IAEA Completes Review at Fukushima Daiichi NPS

On February 27, the third review mission from the International Atomic Energy Agency (IAEA) in regard to decommissioning the Fukushima Daiichi Nuclear Power Station completed its schedule and delivered a preliminary summary report to the Japanese Ministry of Economy, Trade and Industry (METI).

The mission, consisting of 15 decommissioning experts, had been visiting the site since February 9, with meetings held with relevant parties to exchange views.

A major purpose of the mission involved the state of the follow-up activities made after the previous mission in November and December 2013. In that respect, the report praised the implementation of decommissioning activities, saying, “Japan has made significant progress,” while noting also that “the situation remains very complex.”

In the short term, it says, the continuing increase in volume of contaminated water is a “challenge that must be resolved in a sustainable manner.” One of the biggest long-term issues, it concluded, is the removal of fuel debris.
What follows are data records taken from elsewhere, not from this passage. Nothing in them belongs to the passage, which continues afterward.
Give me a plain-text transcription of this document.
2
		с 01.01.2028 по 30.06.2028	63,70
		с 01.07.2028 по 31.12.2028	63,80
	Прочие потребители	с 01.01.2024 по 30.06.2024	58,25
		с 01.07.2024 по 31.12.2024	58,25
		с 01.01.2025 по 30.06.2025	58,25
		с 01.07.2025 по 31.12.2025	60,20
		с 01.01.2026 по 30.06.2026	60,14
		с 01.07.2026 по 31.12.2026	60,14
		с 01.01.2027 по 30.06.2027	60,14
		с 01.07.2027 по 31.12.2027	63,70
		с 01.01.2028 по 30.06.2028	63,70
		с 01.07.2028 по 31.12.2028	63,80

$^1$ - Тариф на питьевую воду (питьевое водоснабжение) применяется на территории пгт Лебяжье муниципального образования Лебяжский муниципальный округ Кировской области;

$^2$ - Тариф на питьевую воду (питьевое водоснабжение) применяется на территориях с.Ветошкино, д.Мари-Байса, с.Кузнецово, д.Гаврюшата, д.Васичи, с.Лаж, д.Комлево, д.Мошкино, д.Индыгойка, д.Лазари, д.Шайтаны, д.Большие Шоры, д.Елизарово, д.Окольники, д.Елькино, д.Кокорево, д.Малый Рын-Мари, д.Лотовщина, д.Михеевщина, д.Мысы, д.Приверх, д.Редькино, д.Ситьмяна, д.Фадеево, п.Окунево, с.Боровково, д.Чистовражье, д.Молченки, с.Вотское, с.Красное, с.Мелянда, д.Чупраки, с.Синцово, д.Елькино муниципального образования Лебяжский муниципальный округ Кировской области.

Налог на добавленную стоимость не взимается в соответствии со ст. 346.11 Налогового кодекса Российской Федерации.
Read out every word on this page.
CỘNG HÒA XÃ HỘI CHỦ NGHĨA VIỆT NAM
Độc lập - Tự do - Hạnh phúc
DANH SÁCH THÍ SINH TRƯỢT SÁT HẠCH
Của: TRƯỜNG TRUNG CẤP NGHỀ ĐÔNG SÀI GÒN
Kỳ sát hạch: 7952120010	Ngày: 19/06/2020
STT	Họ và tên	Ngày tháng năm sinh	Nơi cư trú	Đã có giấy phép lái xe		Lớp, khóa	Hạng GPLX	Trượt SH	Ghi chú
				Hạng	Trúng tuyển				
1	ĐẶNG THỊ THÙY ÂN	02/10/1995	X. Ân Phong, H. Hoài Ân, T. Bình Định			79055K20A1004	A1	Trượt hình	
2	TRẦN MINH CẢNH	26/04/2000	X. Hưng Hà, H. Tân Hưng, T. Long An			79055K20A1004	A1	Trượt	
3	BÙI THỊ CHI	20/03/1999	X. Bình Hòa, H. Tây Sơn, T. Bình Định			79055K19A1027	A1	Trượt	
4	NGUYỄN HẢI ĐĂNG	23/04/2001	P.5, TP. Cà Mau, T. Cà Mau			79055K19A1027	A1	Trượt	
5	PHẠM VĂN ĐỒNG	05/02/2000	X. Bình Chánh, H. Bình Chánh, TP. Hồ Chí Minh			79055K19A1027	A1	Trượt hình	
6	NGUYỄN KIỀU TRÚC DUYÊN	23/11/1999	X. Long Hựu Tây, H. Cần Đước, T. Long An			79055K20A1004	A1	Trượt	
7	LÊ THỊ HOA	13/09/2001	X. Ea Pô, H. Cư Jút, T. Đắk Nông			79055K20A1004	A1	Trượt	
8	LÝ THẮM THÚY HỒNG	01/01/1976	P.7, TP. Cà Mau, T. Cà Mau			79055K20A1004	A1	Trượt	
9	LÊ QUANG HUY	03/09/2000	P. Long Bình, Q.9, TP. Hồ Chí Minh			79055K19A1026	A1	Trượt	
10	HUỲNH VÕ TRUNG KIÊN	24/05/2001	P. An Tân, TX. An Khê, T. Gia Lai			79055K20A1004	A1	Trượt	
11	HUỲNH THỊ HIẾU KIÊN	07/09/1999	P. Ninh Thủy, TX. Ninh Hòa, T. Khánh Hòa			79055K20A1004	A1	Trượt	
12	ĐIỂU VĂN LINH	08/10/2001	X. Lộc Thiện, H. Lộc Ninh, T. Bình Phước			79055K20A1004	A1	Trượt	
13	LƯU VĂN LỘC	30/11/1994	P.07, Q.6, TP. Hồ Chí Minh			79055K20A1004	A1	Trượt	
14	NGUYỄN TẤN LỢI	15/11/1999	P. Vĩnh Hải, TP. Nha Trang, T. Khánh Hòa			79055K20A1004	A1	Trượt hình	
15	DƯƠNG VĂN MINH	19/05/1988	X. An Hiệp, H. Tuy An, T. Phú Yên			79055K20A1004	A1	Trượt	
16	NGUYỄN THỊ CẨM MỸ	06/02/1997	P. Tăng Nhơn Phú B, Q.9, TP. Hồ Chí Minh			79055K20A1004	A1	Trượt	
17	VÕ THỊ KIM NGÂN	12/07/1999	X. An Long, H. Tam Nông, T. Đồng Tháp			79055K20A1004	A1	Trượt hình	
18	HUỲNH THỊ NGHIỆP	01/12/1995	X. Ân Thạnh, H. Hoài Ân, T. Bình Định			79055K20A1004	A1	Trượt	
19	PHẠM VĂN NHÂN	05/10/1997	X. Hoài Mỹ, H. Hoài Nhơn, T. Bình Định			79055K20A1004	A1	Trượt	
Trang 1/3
Meeting a press group on February 17 in Tokyo, Team Leader Juan Carlos Lentijo, director of the IAEA’s Division of Nuclear Fuel Cycle and Waste Technology, enumerated the points on which the most progress had been made.

In organizational aspects, the system of responsibilities was made clear by the creation of the Fukushima Daiichi Decontamination & Decommissioning Engineering Company and the Nuclear Damage Compensation and Decommissioning Facilitation Corporation (NDF).

As for the status of efforts at Fukushima Daiichi, the report notes, among other things, the completion of the removal of spent fuel from the Unit 4 spent fuel pool and improvements in the treatment of contaminated water.

Responding to a question from a reporter about the release into the ocean of treated water containing tritium — which cannot be removed by the multi-nuclide removal equipment (known as the Advanced Liquid Processing System, or ALPS) — Lentijo said, “The question should be considered in the context of a strategy to improve overall safety, analyzing the various benefits and balances,” and obtaining understanding from stakeholders, including local residents and parties related to local fisheries.